Turnitin is a plagiarism-detection service licensed to more than 6,500 schools and colleges in 106 countries. It checks students' work against more than 75 million student papers that have been previously submitted to Turnitin, and compares them to over 11 billion pages of web content including more than 10,000 subscription-based journals and periodicals.
Schools and universities can require students to submit their work for analysis or get a zero grade. If the institution chooses, the students' work will be added to Turnitin's archive. Some American students sued Turnitin for copyright infringement on the grounds that the copies of their work were added to the archive without their permission. Ten out of ten for enterprise and litigiousness! However...

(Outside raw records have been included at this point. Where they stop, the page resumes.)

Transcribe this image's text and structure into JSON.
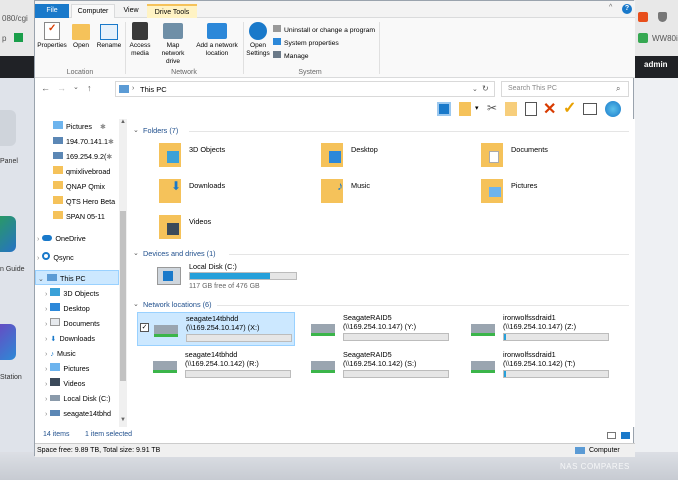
{
  "browser": {
    "url_fragment": "080/cgi",
    "tab_fav_left": "p",
    "bookmark_right": "WW80i",
    "admin_label": "admin"
  },
  "desktop": {
    "left_labels": [
      "Panel",
      "n Guide",
      "Station"
    ],
    "watermark": "NAS COMPARES"
  },
  "ribbon": {
    "tabs": [
      "File",
      "Computer",
      "View",
      "Drive Tools"
    ],
    "buttons": {
      "properties": "Properties",
      "open": "Open",
      "rename": "Rename",
      "access_media": "Access media",
      "map_network": "Map network drive",
      "add_network": "Add a network location",
      "open_settings": "Open Settings",
      "uninstall": "Uninstall or change a program",
      "system_props": "System properties",
      "manage": "Manage"
    },
    "groups": {
      "location": "Location",
      "network": "Network",
      "system": "System"
    }
  },
  "address": {
    "path": "This PC",
    "search_placeholder": "Search This PC"
  },
  "nav": {
    "items": [
      {
        "label": "Pictures",
        "pin": "✱",
        "icon": "folder-picture-icon"
      },
      {
        "label": "194.70.141.1",
        "pin": "✱",
        "icon": "network-drive-icon"
      },
      {
        "label": "169.254.9.2(",
        "pin": "✱",
        "icon": "network-drive-icon"
      },
      {
        "label": "qmixlivebroad",
        "pin": "",
        "icon": "folder-icon"
      },
      {
        "label": "QNAP Qmix",
        "pin": "",
        "icon": "folder-icon"
      },
      {
        "label": "QTS Hero Beta",
        "pin": "",
        "icon": "folder-icon"
      },
      {
        "label": "SPAN 05-11",
        "pin": "",
        "icon": "folder-icon"
      },
      {
        "label": "OneDrive",
        "pin": "",
        "icon": "cloud-icon"
      },
      {
        "label": "Qsync",
        "pin": "",
        "icon": "qsync-icon"
      },
      {
        "label": "This PC",
        "pin": "",
        "icon": "computer-icon"
      },
      {
        "label": "3D Objects",
        "pin": "",
        "icon": "folder-3d-icon"
      },
      {
        "label": "Desktop",
        "pin": "",
        "icon": "folder-desktop-icon"
      },
      {
        "label": "Documents",
        "pin": "",
        "icon": "folder-docs-icon"
      },
      {
        "label": "Downloads",
        "pin": "",
        "icon": "folder-down-icon"
      },
      {
        "label": "Music",
        "pin": "",
        "icon": "music-icon"
      },
      {
        "label": "Pictures",
        "pin": "",
        "icon": "folder-picture-icon"
      },
      {
        "label": "Videos",
        "pin": "",
        "icon": "folder-video-icon"
      },
      {
        "label": "Local Disk (C:)",
        "pin": "",
        "icon": "drive-icon"
      },
      {
        "label": "seagate14tbhd",
        "pin": "",
        "icon": "network-drive-icon"
      }
    ]
  },
  "groups": {
    "folders": {
      "title": "Folders (7)",
      "items": [
        "3D Objects",
        "Desktop",
        "Documents",
        "Downloads",
        "Music",
        "Pictures",
        "Videos"
      ]
    },
    "drives": {
      "title": "Devices and drives (1)",
      "items": [
        {
          "name": "Local Disk (C:)",
          "free": "117 GB free of 476 GB",
          "used_fraction": 0.75
        }
      ]
    },
    "network": {
      "title": "Network locations (6)",
      "items": [
        {
          "name": "seagate14tbhdd",
          "path": "(\\\\169.254.10.147) (X:)",
          "used_fraction": 0.0,
          "selected": true
        },
        {
          "name": "SeagateRAID5",
          "path": "(\\\\169.254.10.147) (Y:)",
          "used_fraction": 0.0
        },
        {
          "name": "ironwolfssdraid1",
          "path": "(\\\\169.254.10.147) (Z:)",
          "used_fraction": 0.02
        },
        {
          "name": "seagate14tbhdd",
          "path": "(\\\\169.254.10.142) (R:)",
          "used_fraction": 0.0
        },
        {
          "name": "SeagateRAID5",
          "path": "(\\\\169.254.10.142) (S:)",
          "used_fraction": 0.0
        },
        {
          "name": "ironwolfssdraid1",
          "path": "(\\\\169.254.10.142) (T:)",
          "used_fraction": 0.02
        }
      ]
    }
  },
  "status": {
    "items": "14 items",
    "selected": "1 item selected",
    "space": "Space free: 9.89 TB, Total size: 9.91 TB",
    "location": "Computer"
  },
  "colors": {
    "accent": "#26a0da",
    "folder": "#f5c25a",
    "close_x": "#d83b01",
    "check": "#e8a000"
  }
}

The US Court of Appeals (Fourth Circuit) last month held that Turnitin’s copies are fair use (judgment here). Although the works were creative, unpublished and copied in their entirety for a commercial purpose, Turnitin’s use is transformative - preventing plagiarism is an entirely different purpose from that of the students (you can say that again) - and would not impinge on the potential market for the work.
How does copying an entire work for commercial purposes before publication measure up against the UK’s fair dealing provisions…? Turnitin’s website says: ‘Multiple law firms have concluded that Turnitin operates in full accordance with the intellectual property and privacy laws of the United States, Canada, the United Kingdom, Australia and New Zealand.’